Identifying unused indices
The following query will identify unused indexes on worker nodes for a given
distributed table (my_distributed_table
)
SELECT *
FROM run_command_on_shards('my_distributed_table', $cmd$
SELECT array_agg(a) as infos
FROM (
SELECT (
schemaname || '.' || relname || '##' || indexrelname || '##'
|| pg_size_pretty(pg_relation_size(i.indexrelid))::text
|| '##' || idx_scan::text
) AS a
FROM pg_stat_user_indexes ui
JOIN pg_index i
ON ui.indexrelid = i.indexrelid
WHERE NOT indisunique
AND idx_scan < 50
AND pg_relation_size(relid) > 5 * 8192
AND (schemaname || '.' || relname)::regclass = '%s'::regclass
ORDER BY
pg_relation_size(i.indexrelid) / NULLIF(idx_scan, 0) DESC nulls first,
pg_relation_size(i.indexrelid) DESC
) sub
$cmd$);
Example output:
┌─────────┬─────────┬───────────────────────────────────────────────────────────────────────┐
│ shardid │ success │ result │
├─────────┼─────────┼───────────────────────────────────────────────────────────────────────┤
│ 102008 │ t │ │
│ 102009 │ t │ {"public.my_distributed_table_102009##some_index_102009##28 MB##0"} │
│ 102010 │ t │ │
│ 102011 │ t │ │
└─────────┴─────────┴───────────────────────────────────────────────────────────────────────┘
Monitoring client connection count
The following query counts the connections open on the coordinator, and groups them by type.
SELECT state, count(*)
FROM pg_stat_activity
GROUP BY state;
Example output:
┌────────┬───────┐
│ state │ count │
├────────┼───────┤
│ active │ 3 │
│ idle │ 3 │
│ ∅ │ 6 │
└────────┴───────┘
Viewing system queries
Active queries
The pg_stat_activity
view shows which queries are currently executing. You
can filter to find the actively executing ones, along with the process ID of
their backend:
SELECT pid, query, state
FROM pg_stat_activity
WHERE state != 'idle';
Why are queries waiting
We can also query to see the most common reasons that non-idle queries that are waiting. For an explanation of the reasons, check the PostgreSQL documentation.

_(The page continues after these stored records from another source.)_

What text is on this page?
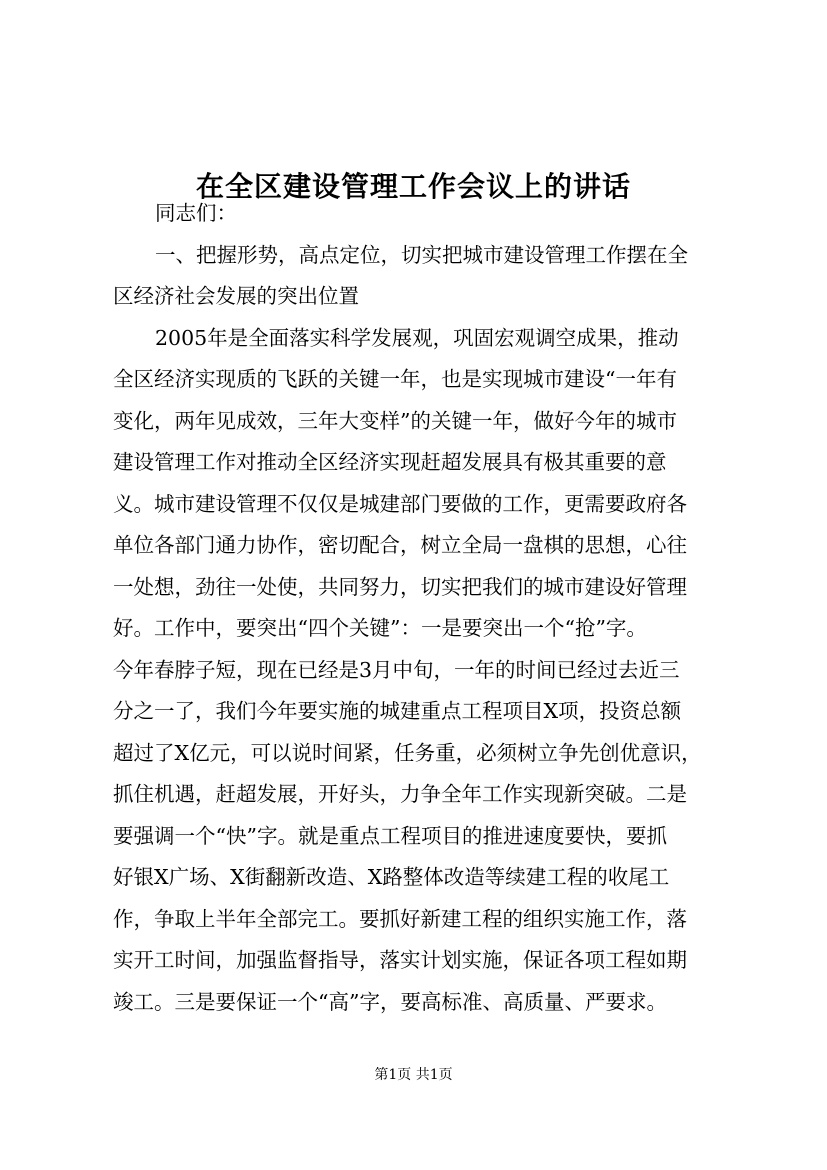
在全区建设管理工作会议上的讲话
同志们：
一、把握形势，高点定位，切实把城市建设管理工作摆在全
区经济社会发展的突出位置
2005年是全面落实科学发展观，巩固宏观调空成果，推动
全区经济实现质的飞跃的关键一年，也是实现城市建设“一年有
变化，两年见成效，三年大变样”的关键一年，做好今年的城市
建设管理工作对推动全区经济实现赶超发展具有极其重要的意
义。城市建设管理不仅仅是城建部门要做的工作，更需要政府各
单位各部门通力协作，密切配合，树立全局一盘棋的思想，心往
一处想，劲往一处使，共同努力，切实把我们的城市建设好管理
好。工作中，要突出“四个关键”：一是要突出一个“抢”字。
今年春脖子短，现在已经是3月中旬，一年的时间已经过去近三
分之一了，我们今年要实施的城建重点工程项目X项，投资总额
超过了X亿元，可以说时间紧，任务重，必须树立争先创优意识，
抓住机遇，赶超发展，开好头，力争全年工作实现新突破。二是
要强调一个“快”字。就是重点工程项目的推进速度要快，要抓
好银X广场、X街翻新改造、X路整体改造等续建工程的收尾工
作，争取上半年全部完工。要抓好新建工程的组织实施工作，落
实开工时间，加强监督指导，落实计划实施，保证各项工程如期
竣工。三是要保证一个“高”字，要高标准、高质量、严要求。
第1页 共1页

SELECT wait_event || ':' || wait_event_type AS type, count(*) AS number_of_occurences
FROM pg_stat_activity
WHERE state != 'idle'
GROUP BY wait_event, wait_event_type
ORDER BY number_of_occurences DESC;
Example output when running pg_sleep
in a separate query concurrently:
┌─────────────────┬──────────────────────┐
│ type │ number_of_occurences │
├─────────────────┼──────────────────────┤
│ ∅ │ 1 │
│ PgSleep:Timeout │ 1 │
└─────────────────┴──────────────────────┘
Index hit rate
This query will provide you with your index hit rate across all nodes. Index hit rate is useful in determining how often indices are used when querying. A value of 95% or higher is ideal.
-- on coordinator
SELECT 100 * (sum(idx_blks_hit) - sum(idx_blks_read)) / sum(idx_blks_hit) AS index_hit_rate
FROM pg_statio_user_indexes;
-- on workers
SELECT nodename, result as index_hit_rate
FROM run_command_on_workers($cmd$
SELECT 100 * (sum(idx_blks_hit) - sum(idx_blks_read)) / sum(idx_blks_hit) AS index_hit_rate
FROM pg_statio_user_indexes;
$cmd$);
Example output:
┌───────────┬────────────────┐
│ nodename │ index_hit_rate │
├───────────┼────────────────┤
│ 10.0.0.16 │ 96.0 │
│ 10.0.0.20 │ 98.0 │
└───────────┴────────────────┘
Cache hit rate
Most applications typically access a small fraction of their total data at once. PostgreSQL keeps frequently accessed data in memory to avoid slow reads from disk. You can see statistics about it in the pg_statio_user_tables view.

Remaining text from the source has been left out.